O discurso adotado por é o mesmo: a indicação é prerrogativa exclusiva do presidente da República. Como mostrou O Fator, o ex-presidente do Senado ainda não se encontrou com Messias, que tem buscado apoio entre senadores antes da sabatina.

Pelo que apurou a reportagem, esse encontro não deve ocorrer este ano, ainda mais após o adiamento das sessões da Comissão de Constituição e Justiça (CCJ) e do plenário que analisariam a indicação.

O Planalto não enviou a mensagem formal ao Legislativo, uma vez que avalia não ter votos suficientes para aprovar o nome neste momento. No governo, a leitura é de que o ambiente hostil no Senado resulta, principalmente, da insatisfação do presidente da Casa, Davi Alcolumbre (União Brasil-AP), que trabalhava para ver Pacheco indicado para a Corte.

Governo de Minas

A postura também se repete quando aliados levantam perguntas sobre 2026, especialmente se ele pretende deixar a vida pública ou disputar o comando do estado. E a opção do senador por não avançar em nenhum dos tabuleiros produz incerteza entre aliado do seu grupo político.

Lideranças que orbitam sua base aguardam um posicionamento para reorganizar seus próprios passos, sobretudo depois da entrada do vice-governador Mateus Simões no PSD como pré-candidato ao governo de Minas. Sem sinais claros de Pacheco, parte do partido considera buscar outros espaços caso ele não dispute a sucessão estadual.

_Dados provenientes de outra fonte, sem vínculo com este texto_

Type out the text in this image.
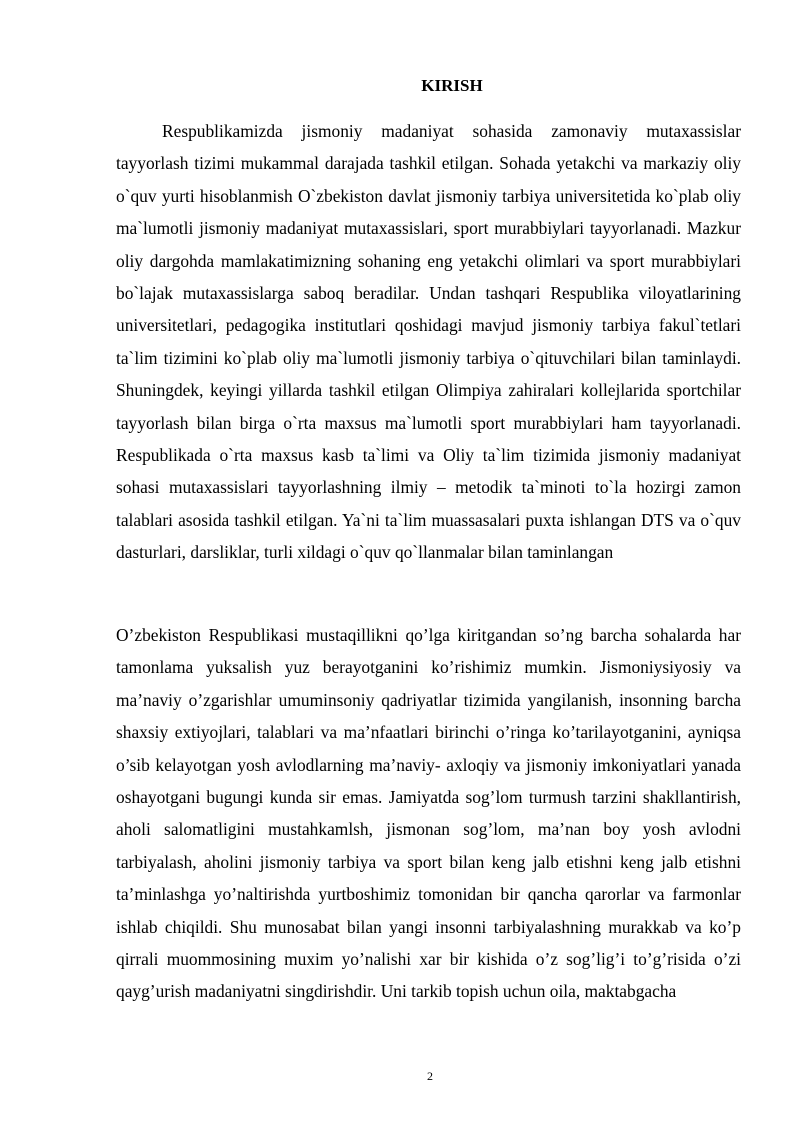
KIRISH

Respublikamizda jismoniy madaniyat sohasida zamonaviy mutaxassislar tayyorlash tizimi mukammal darajada tashkil etilgan. Sohada yetakchi va markaziy oliy o`quv yurti hisoblanmish O`zbekiston davlat jismoniy tarbiya universitetida ko`plab oliy ma`lumotli jismoniy madaniyat mutaxassislari, sport murabbiylari tayyorlanadi. Mazkur oliy dargohda mamlakatimizning sohaning eng yetakchi olimlari va sport murabbiylari bo`lajak mutaxassislarga saboq beradilar. Undan tashqari Respublika viloyatlarining universitetlari, pedagogika institutlari qoshidagi mavjud jismoniy tarbiya fakul`tetlari ta`lim tizimini ko`plab oliy ma`lumotli jismoniy tarbiya o`qituvchilari bilan taminlaydi. Shuningdek, keyingi yillarda tashkil etilgan Olimpiya zahiralari kollejlarida sportchilar tayyorlash bilan birga o`rta maxsus ma`lumotli sport murabbiylari ham tayyorlanadi. Respublikada o`rta maxsus kasb ta`limi va Oliy ta`lim tizimida jismoniy madaniyat sohasi mutaxassislari tayyorlashning ilmiy – metodik ta`minoti to`la hozirgi zamon talablari asosida tashkil etilgan. Ya`ni ta`lim muassasalari puxta ishlangan DTS va o`quv dasturlari, darsliklar, turli xildagi o`quv qo`llanmalar bilan taminlangan

O’zbekiston Respublikasi mustaqillikni qo’lga kiritgandan so’ng barcha sohalarda har tamonlama yuksalish yuz berayotganini ko’rishimiz mumkin. Jismoniysiyosiy va ma’naviy o’zgarishlar umuminsoniy qadriyatlar tizimida yangilanish, insonning barcha shaxsiy extiyojlari, talablari va ma’nfaatlari birinchi o’ringa ko’tarilayotganini, ayniqsa o’sib kelayotgan yosh avlodlarning ma’naviy- axloqiy va jismoniy imkoniyatlari yanada oshayotgani bugungi kunda sir emas. Jamiyatda sog’lom turmush tarzini shakllantirish, aholi salomatligini mustahkamlsh, jismonan sog’lom, ma’nan boy yosh avlodni tarbiyalash, aholini jismoniy tarbiya va sport bilan keng jalb etishni keng jalb etishni ta’minlashga yo’naltirishda yurtboshimiz tomonidan bir qancha qarorlar va farmonlar ishlab chiqildi. Shu munosabat bilan yangi insonni tarbiyalashning murakkab va ko’p qirrali muommosining muxim yo’nalishi xar bir kishida o’z sog’lig’i to’g’risida o’zi qayg’urish madaniyatni singdirishdir. Uni tarkib topish uchun oila, maktabgacha

2
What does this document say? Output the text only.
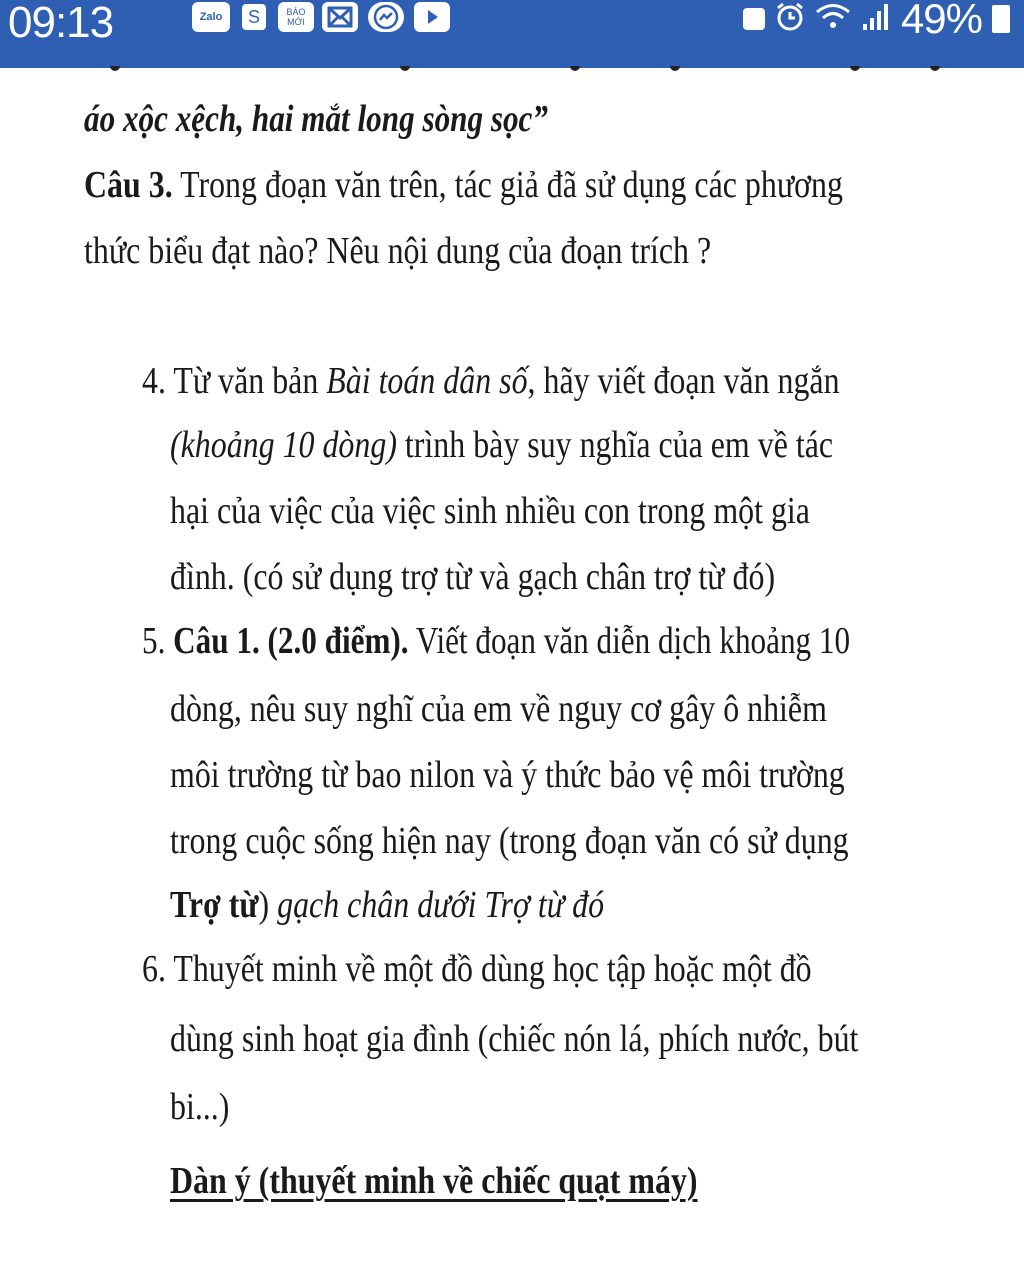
09:13	Zalo	S	BÁO MỚI	49%
áo xộc xệch, hai mắt long sòng sọc”
Câu 3. Trong đoạn văn trên, tác giả đã sử dụng các phương
thức biểu đạt nào? Nêu nội dung của đoạn trích ?
4. Từ văn bản Bài toán dân số, hãy viết đoạn văn ngắn
(khoảng 10 dòng) trình bày suy nghĩa của em về tác
hại của việc của việc sinh nhiều con trong một gia
đình. (có sử dụng trợ từ và gạch chân trợ từ đó)
5. Câu 1. (2.0 điểm). Viết đoạn văn diễn dịch khoảng 10
dòng, nêu suy nghĩ của em về nguy cơ gây ô nhiễm
môi trường từ bao nilon và ý thức bảo vệ môi trường
trong cuộc sống hiện nay (trong đoạn văn có sử dụng
Trợ từ) gạch chân dưới Trợ từ đó
6. Thuyết minh về một đồ dùng học tập hoặc một đồ
dùng sinh hoạt gia đình (chiếc nón lá, phích nước, bút
bi...)
Dàn ý (thuyết minh về chiếc quạt máy)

A pressão sobre o senador também vem de setores do governo federal que tentam estimular sua candidatura ao Executivo mineiro, movimento visto como capaz de reestruturar o campo político no estado.

O entendimento, contudo, é que a guerra velada entre os Poderes precisa passar para o tema voltar a ser conversado com Lula. Interlocutores próximos afirmam que o posicionamento do senador permanece inalterado: nenhuma decisão será tomada antes de um cenário consolidado para 2026.

“Quem esteve com ele desde o início vai ter que fazer o que sempre foi feito, que é ter paciência. Ele somente decide algo depois de muito pensar, e dessa vez não será diferente”, resumiu uma fonte.